Дабы не терять навыка, он набрасывает кое-какие ноты — пишет фуги, каноны, начинает сонату для фортепиано, сочиняет еще одну «Аве Мария», затем другую. И она выходит у него сжатой, емкой. Затем вместе с Камилло Бойто, архитектором и писателем, братом Арриго, занимается проектом Дома покоя для престарелых музыкантов. Он купил земельный участок на окраине Милана. Теперь надо начинать строительство и следить за ним, как обычно, все проверять и контролировать. Еще надо помочь Фаччо, больному люэсом, у него прогрессирующий паралич (совсем как у Доницетти), ему все хуже и хуже. Он уже не в силах дирижировать, рассудок его постепенно угасает.
Как это тяжело — стареть и видеть, что уходят друзья. Как грустно знать людей, которые моложе его, а болеют.
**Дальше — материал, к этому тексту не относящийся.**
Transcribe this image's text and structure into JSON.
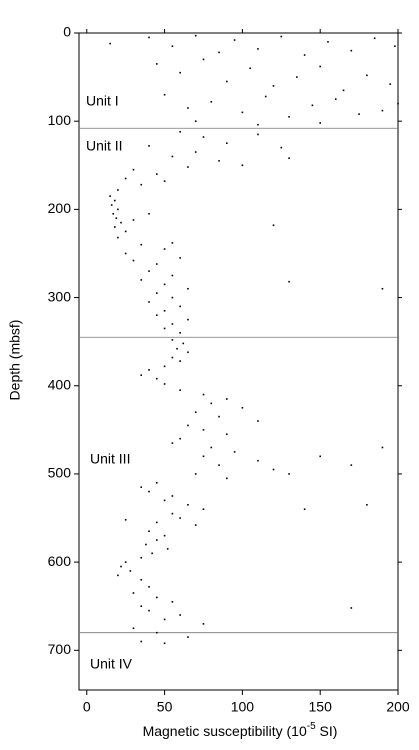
{
  "chart_data": {
    "type": "scatter",
    "x_label": {
      "text": "Magnetic susceptibility (10",
      "exponent": "-5",
      "unit": " SI)"
    },
    "y_label": "Depth (mbsf)",
    "color": "#000000",
    "x": [
      15,
      40,
      55,
      70,
      85,
      95,
      110,
      125,
      140,
      155,
      170,
      185,
      198,
      45,
      60,
      75,
      90,
      105,
      120,
      135,
      150,
      165,
      180,
      195,
      50,
      65,
      80,
      100,
      115,
      130,
      145,
      160,
      175,
      190,
      70,
      110,
      150,
      200,
      60,
      75,
      90,
      110,
      125,
      40,
      55,
      70,
      85,
      100,
      130,
      30,
      45,
      65,
      25,
      35,
      50,
      20,
      15,
      18,
      16,
      20,
      17,
      19,
      22,
      18,
      25,
      30,
      40,
      20,
      35,
      50,
      25,
      55,
      120,
      30,
      45,
      60,
      40,
      55,
      35,
      50,
      65,
      45,
      55,
      40,
      60,
      50,
      45,
      65,
      55,
      50,
      60,
      190,
      130,
      55,
      62,
      58,
      65,
      55,
      60,
      50,
      40,
      35,
      45,
      50,
      60,
      75,
      90,
      80,
      100,
      70,
      85,
      110,
      65,
      75,
      90,
      60,
      55,
      80,
      95,
      75,
      110,
      85,
      120,
      70,
      90,
      150,
      170,
      130,
      190,
      45,
      35,
      40,
      55,
      50,
      65,
      75,
      55,
      60,
      45,
      70,
      140,
      180,
      25,
      40,
      50,
      45,
      38,
      52,
      42,
      35,
      25,
      22,
      28,
      20,
      35,
      40,
      30,
      45,
      55,
      35,
      40,
      60,
      50,
      75,
      30,
      45,
      65,
      35,
      50,
      170
    ],
    "values": [
      12,
      5,
      15,
      3,
      22,
      8,
      18,
      4,
      25,
      10,
      20,
      6,
      15,
      35,
      45,
      30,
      55,
      40,
      60,
      50,
      38,
      65,
      48,
      58,
      70,
      85,
      78,
      90,
      72,
      95,
      82,
      75,
      92,
      88,
      100,
      104,
      102,
      80,
      112,
      118,
      125,
      115,
      130,
      128,
      140,
      135,
      145,
      150,
      142,
      155,
      160,
      152,
      165,
      172,
      168,
      178,
      185,
      190,
      195,
      200,
      205,
      210,
      215,
      220,
      225,
      212,
      205,
      232,
      240,
      245,
      250,
      238,
      218,
      258,
      262,
      255,
      270,
      275,
      280,
      285,
      290,
      295,
      300,
      305,
      310,
      315,
      320,
      325,
      330,
      335,
      340,
      290,
      282,
      348,
      352,
      358,
      362,
      368,
      372,
      378,
      382,
      388,
      392,
      398,
      405,
      410,
      415,
      420,
      425,
      430,
      435,
      440,
      445,
      450,
      455,
      460,
      465,
      470,
      475,
      480,
      485,
      490,
      495,
      500,
      505,
      480,
      490,
      500,
      470,
      510,
      515,
      520,
      525,
      530,
      535,
      540,
      545,
      550,
      555,
      558,
      540,
      535,
      552,
      565,
      570,
      575,
      580,
      585,
      590,
      595,
      600,
      605,
      610,
      615,
      620,
      628,
      635,
      640,
      645,
      650,
      655,
      660,
      665,
      670,
      675,
      680,
      685,
      690,
      692,
      652
    ],
    "xlim": [
      -5,
      200
    ],
    "xticks": [
      0,
      50,
      100,
      150,
      200
    ],
    "ylim": [
      0,
      745
    ],
    "yticks": [
      0,
      100,
      200,
      300,
      400,
      500,
      600,
      700
    ],
    "y_inverted": true,
    "unit_boundaries": [
      108,
      345,
      680
    ],
    "annotations": [
      "Unit I",
      "Unit II",
      "Unit III",
      "Unit IV"
    ]
  }
}
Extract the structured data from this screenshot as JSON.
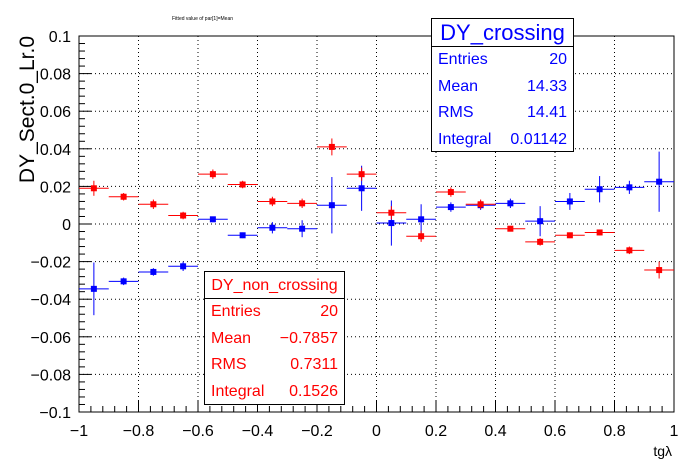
{
  "chart_data": {
    "type": "scatter",
    "title": "Fitted value of par[1]=Mean",
    "xlabel": "tgλ",
    "ylabel": "DY_Sect.0_Lr.0",
    "xlim": [
      -1,
      1
    ],
    "ylim": [
      -0.1,
      0.1
    ],
    "grid": true,
    "x_ticks": [
      -1,
      -0.8,
      -0.6,
      -0.4,
      -0.2,
      0,
      0.2,
      0.4,
      0.6,
      0.8,
      1
    ],
    "x_tick_labels": [
      "−1",
      "−0.8",
      "−0.6",
      "−0.4",
      "−0.2",
      "0",
      "0.2",
      "0.4",
      "0.6",
      "0.8",
      "1"
    ],
    "y_ticks": [
      -0.1,
      -0.08,
      -0.06,
      -0.04,
      -0.02,
      0,
      0.02,
      0.04,
      0.06,
      0.08,
      0.1
    ],
    "y_tick_labels": [
      "−0.1",
      "−0.08",
      "−0.06",
      "−0.04",
      "−0.02",
      "0",
      "0.02",
      "0.04",
      "0.06",
      "0.08",
      "0.1"
    ],
    "x_halfwidth": 0.05,
    "series": [
      {
        "name": "DY_crossing",
        "color": "#0000ff",
        "x": [
          -0.95,
          -0.85,
          -0.75,
          -0.65,
          -0.55,
          -0.45,
          -0.35,
          -0.25,
          -0.15,
          -0.05,
          0.05,
          0.15,
          0.25,
          0.35,
          0.45,
          0.55,
          0.65,
          0.75,
          0.85,
          0.95
        ],
        "y": [
          -0.0345,
          -0.0305,
          -0.0255,
          -0.0225,
          0.0025,
          -0.006,
          -0.002,
          -0.0025,
          0.01,
          0.019,
          0.0005,
          0.0025,
          0.009,
          0.01,
          0.011,
          0.0015,
          0.012,
          0.0185,
          0.0195,
          0.0225
        ],
        "yerr": [
          0.014,
          0.002,
          0.002,
          0.0025,
          0.0015,
          0.0015,
          0.003,
          0.0045,
          0.015,
          0.012,
          0.012,
          0.008,
          0.0025,
          0.0025,
          0.0025,
          0.008,
          0.0045,
          0.007,
          0.0035,
          0.016
        ]
      },
      {
        "name": "DY_non_crossing",
        "color": "#ff0000",
        "x": [
          -0.95,
          -0.85,
          -0.75,
          -0.65,
          -0.55,
          -0.45,
          -0.35,
          -0.25,
          -0.15,
          -0.05,
          0.05,
          0.15,
          0.25,
          0.35,
          0.45,
          0.55,
          0.65,
          0.75,
          0.85,
          0.95
        ],
        "y": [
          0.019,
          0.0145,
          0.0105,
          0.0045,
          0.0265,
          0.021,
          0.012,
          0.011,
          0.041,
          0.0265,
          0.006,
          -0.0065,
          0.017,
          0.0105,
          -0.0025,
          -0.0095,
          -0.006,
          -0.0045,
          -0.014,
          -0.0245
        ],
        "yerr": [
          0.004,
          0.002,
          0.0025,
          0.002,
          0.0025,
          0.002,
          0.0025,
          0.0025,
          0.0045,
          0.0035,
          0.0035,
          0.003,
          0.0025,
          0.0025,
          0.0015,
          0.002,
          0.0015,
          0.0015,
          0.002,
          0.0045
        ]
      }
    ]
  },
  "stats": {
    "crossing": {
      "title": "DY_crossing",
      "rows": [
        {
          "label": "Entries",
          "value": "20"
        },
        {
          "label": "Mean",
          "value": "14.33"
        },
        {
          "label": "RMS",
          "value": "14.41"
        },
        {
          "label": "Integral",
          "value": "0.01142"
        }
      ]
    },
    "non_crossing": {
      "title": "DY_non_crossing",
      "rows": [
        {
          "label": "Entries",
          "value": "20"
        },
        {
          "label": "Mean",
          "value": "−0.7857"
        },
        {
          "label": "RMS",
          "value": "0.7311"
        },
        {
          "label": "Integral",
          "value": "0.1526"
        }
      ]
    }
  }
}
Какая же это скверная штука — жизнь. Он одинок и все сильнее ощущает это одиночество. Каждый день наблюдает за собой, хочет знать, слушается ли еще его тело, крепки ли еще мускулы. Ему уже 76 лет. Пишет одному другу, чтобы тот прислал ему «Мастро дон Джезуальдо» Верги. Верно ли, что речь идет о «сильном» и прекрасном романе? В этом же письме выражает недовольство усилением политического союза Италии и Германии. Рикорди, будучи советником Миланской коммуны, знает, как обстоят дела, и сообщает Верди, что социалисты приобретают все больший авторитет, в совет избран некий Филиппо Турати[67], похоже, он знает свой путь. Верди следит за событиями, старается не отставать от них. Пока ему еще интересно и есть любопытство, никто не скажет, что он постарел. Он не хочет кончить, как Арривабене. Но музыки ему недостает все больше и больше. Можно утверждать что угодно, но он любил в своей жизни только одно — оперу, музыку, театр, героев, любил заставлять их петь, давать им голоса и наделять страстями. Перед отъездом с Пеппиной в Монтекатини он получает от Бойто какой-то черновик. Это комедия, вернее, сценарий, набросок либретто по «Виндзорским проказницам» и «Генриху IV» Шекспира. Главный герой — Фальстаф. Пусть маэстро посмотрит и скажет свое мнение, просит Бойто. И Верди читает сценарий в один присест и тут же отвечает, делая со всей осторожностью некоторые замечания. Заканчивает тем, что сюжет ему нравится. Но, прежде чем завершить письмо, предупреждает: «Но это я просто так… И не обращайте внимания на то, что я говорю…» Однако желание снова писать музыку велико, оно растет с каждым днем. Почему бы не согласиться? Почему не попробовать еще? Он сообщает Бойто: «Теперь у нас, слава богу, есть о чем писать друг другу, поскольку этот «Фальстаф» или эти «Кумушки», что еще два дня назад были в стране мечтаний, теперь обретают плоть и могут стать реальностью! Как?.. Кто знает!!! Напишу вам об этом завтра или послезавтра».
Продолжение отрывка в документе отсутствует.